At 40, and still turning out at the top level, James Milner recently spent a day running a fitness session for Warley, a team that dubs itself the “worst in the country” after a bottom-place finish in Brentwood Sunday League Division Three. The culture gap was summed up by a single revelation — Milner had never eaten a kebab — a moment he laughs about and says broke the group’s trust, before adding he enjoyed the experience. It also prompted him to look back on how football has shifted since his debut 24 years ago.
Milner contrasts the old and new pre-season routines. Early in his career, pre-season was brutal in a different way: players pushed through until the first person vomited and sessions stopped. That harshness fostered a particular mental resilience and unity. He feels privileged to have played through both the rougher, more physical era and the more technical, highly instructed modern game.
His timeline runs from early influences under Terry Venables and Sir Bobby Robson, through spells with Sam Allardyce and title-winning sides under Manuel Pellegrini and Jürgen Klopp, to recent seasons working with Roberto De Zerbi and Fabian Hurzeler at Brighton — managers who represent very different approaches and who arrived many years after Milner’s debut. That breadth of experience shapes his view on training, mentality, technique and tactics.
When asked about professionalism he points to teammates like Mohamed Salah and Jordan Henderson as examples of players who set a relentless standard in training and preparation. Yet Milner admits there are exceptions: players with exceptional natural gifts who didn’t always follow the same routines but still produced at the highest level. He cites Sergio Agüero and Daniel Sturridge as examples of those rare talents who complicate a simple equation that more preparation always equals better performance.
Physically the game has changed too. Modern players cover more high-speed distance and pitches are consistently better prepared, reducing the brutal toll of muddy winter fields. Conversely, he argues, some of the old-game physicality has lessened: tackles that were routine decades ago would now often earn cards. Milner thinks some players of today might have struggled with the tougher challenges of his early years.
The mental and cultural environment has shifted dramatically. Dressing rooms used to be tougher and banter sharper, but the lack of social media meant criticism was avoidable; post-match reaction lived in the papers and could be ignored. Now feedback — both positive and negative — is immediate and relentless, which changes how players respond. Different personalities need different handling: some react to public calls-out, others to a private arm around the shoulder. Managers who succeed at elite level, like Klopp, build trust and relationships that allow them to manage personalities effectively.

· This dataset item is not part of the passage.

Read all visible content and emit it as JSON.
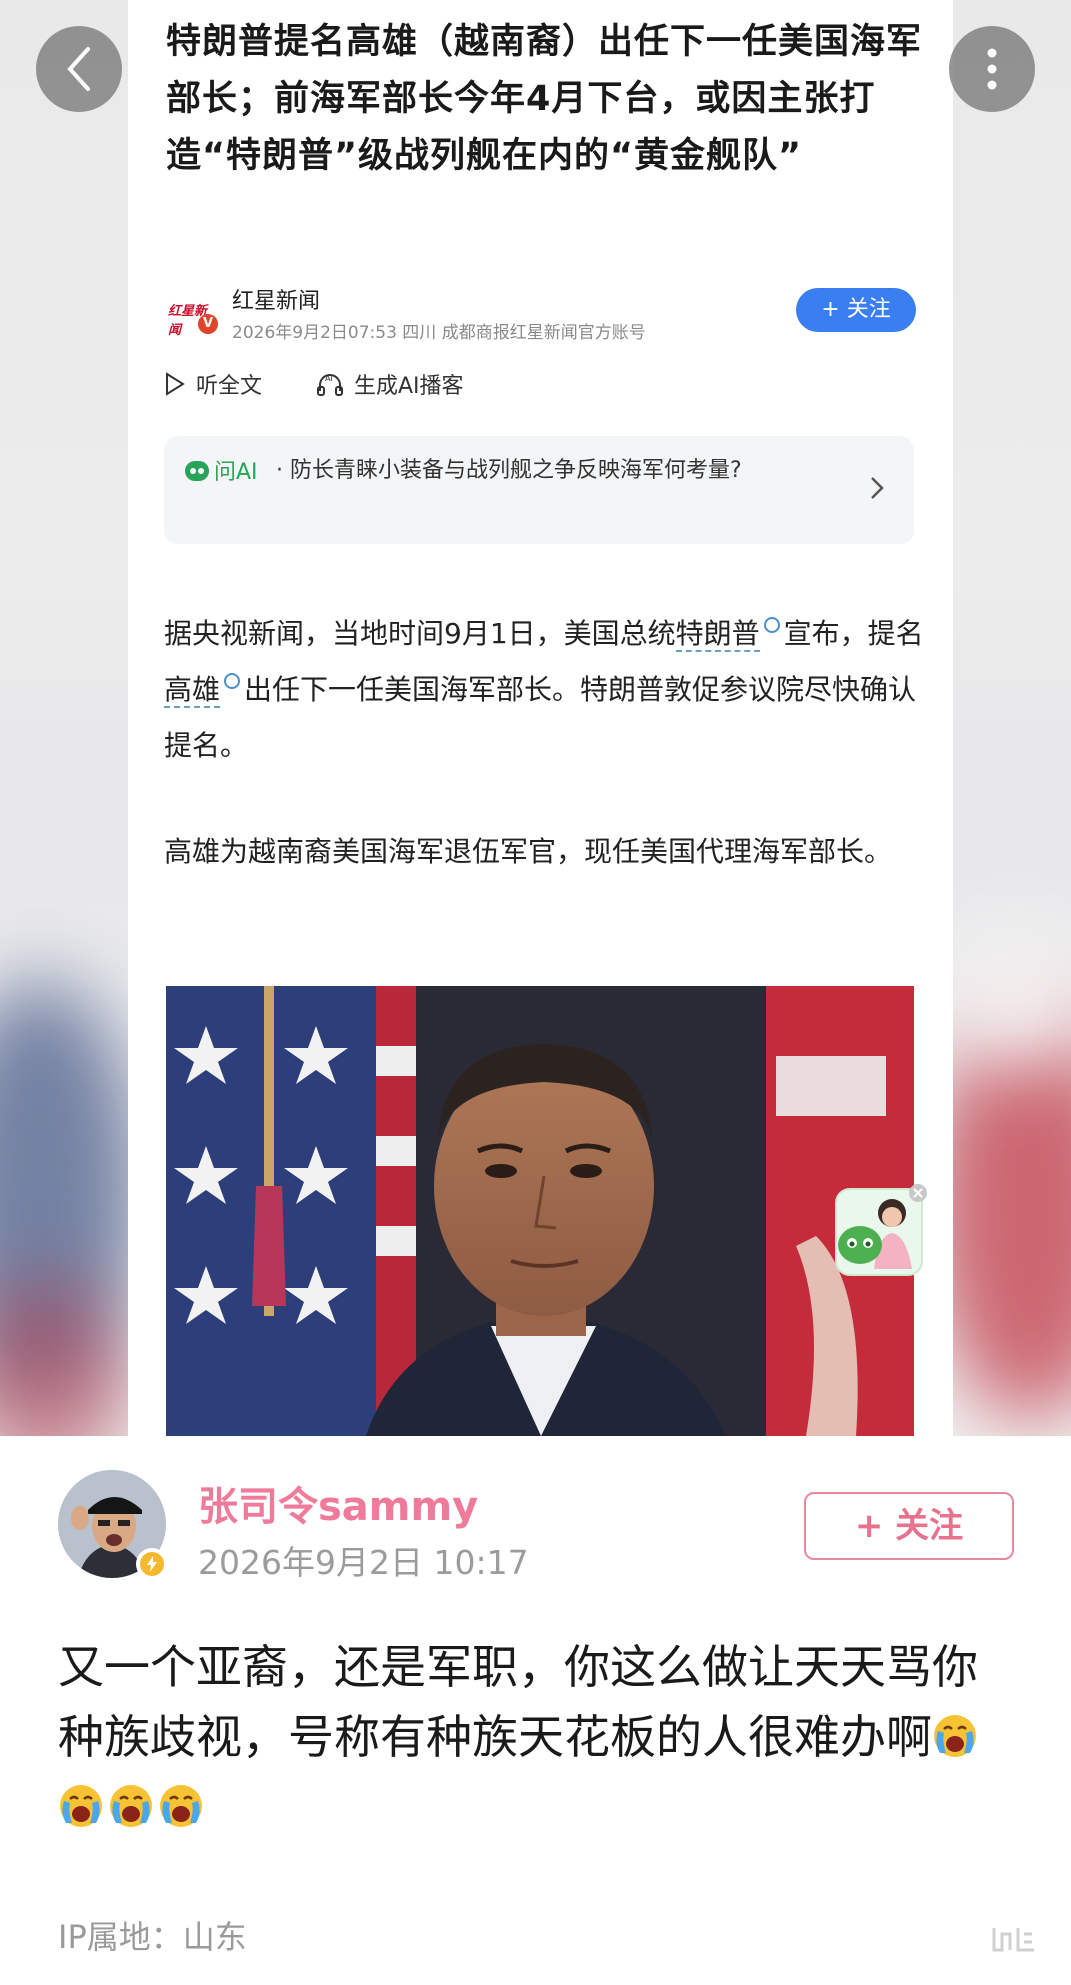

At Brighton, Milner has embraced a leadership role in increasingly diverse dressing rooms filled with younger players from varied backgrounds. He stresses a team-first mentality that has extended his career, even if it meant sacrificing a bit of individual flair. He jokes about his time at left-back making Andy Robertson look even better, and concedes that a younger version of himself playing on the wing might have been flashier — but he chose a more understated, dependable style shaped by family and his Leeds academy upbringing.
Tactically, Milner developed an understanding early by listening and learning: while often playing wide he absorbed discussions aimed at midfielders and forwards, which later helped him adapt across positions. That empathy — knowing when to cover, when to communicate, how teammates see the game — has made him a more rounded player.
He sees tactical trends as cyclical: man-marking, pressing styles, formation preferences and striker types move in and out of fashion. But some developments have left a lasting mark. Pep Guardiola’s move to England reshaped expectations from 2016 onwards, and improvements such as better pitches and changes in how goalkeepers play with their feet have altered how teams build from the back. Milner even recalls earlier back-pass caution — keep it wide so a bobble wouldn’t roll over the keeper’s frame — small details that once influenced tactical choices and goalkeeper coaching.
Working under De Zerbi and alongside a keeper like Jason Steele — whom Milner says could “easily play as a No 6” — highlighted how a goalkeeper can be used as an additional outfield player. De Zerbi’s obsession with position, timing and sequence taught Milner to spot patterns: who to find, how to move in sequence and why teams behave a certain way. Some players thrive on that level of detail; others feel it overwhelms them. Milner believes many modern ideas are refinements or re-labelings of older principles — “moving into space” now comes with more specific language.
One caution he raises is whether the flood of tactical instruction has dampened spontaneous problem-solving on the pitch. He wonders if some players wait for managerial direction rather than making in-game adjustments themselves, and stresses the value of players thinking and talking on the field — a trait influenced by the amount of trust managers give them.
Having completed coaching badges, Milner finds aspects of coaching appealing but is conscious of the relentless pressure managers face. Whether he pursues coaching beyond experiences such as the Warley session remains to be seen. What is clear is his adaptability: from gritty early seasons to intricate modern tactics, Milner has adjusted to each phase of the game and intends to keep learning as football continues to change.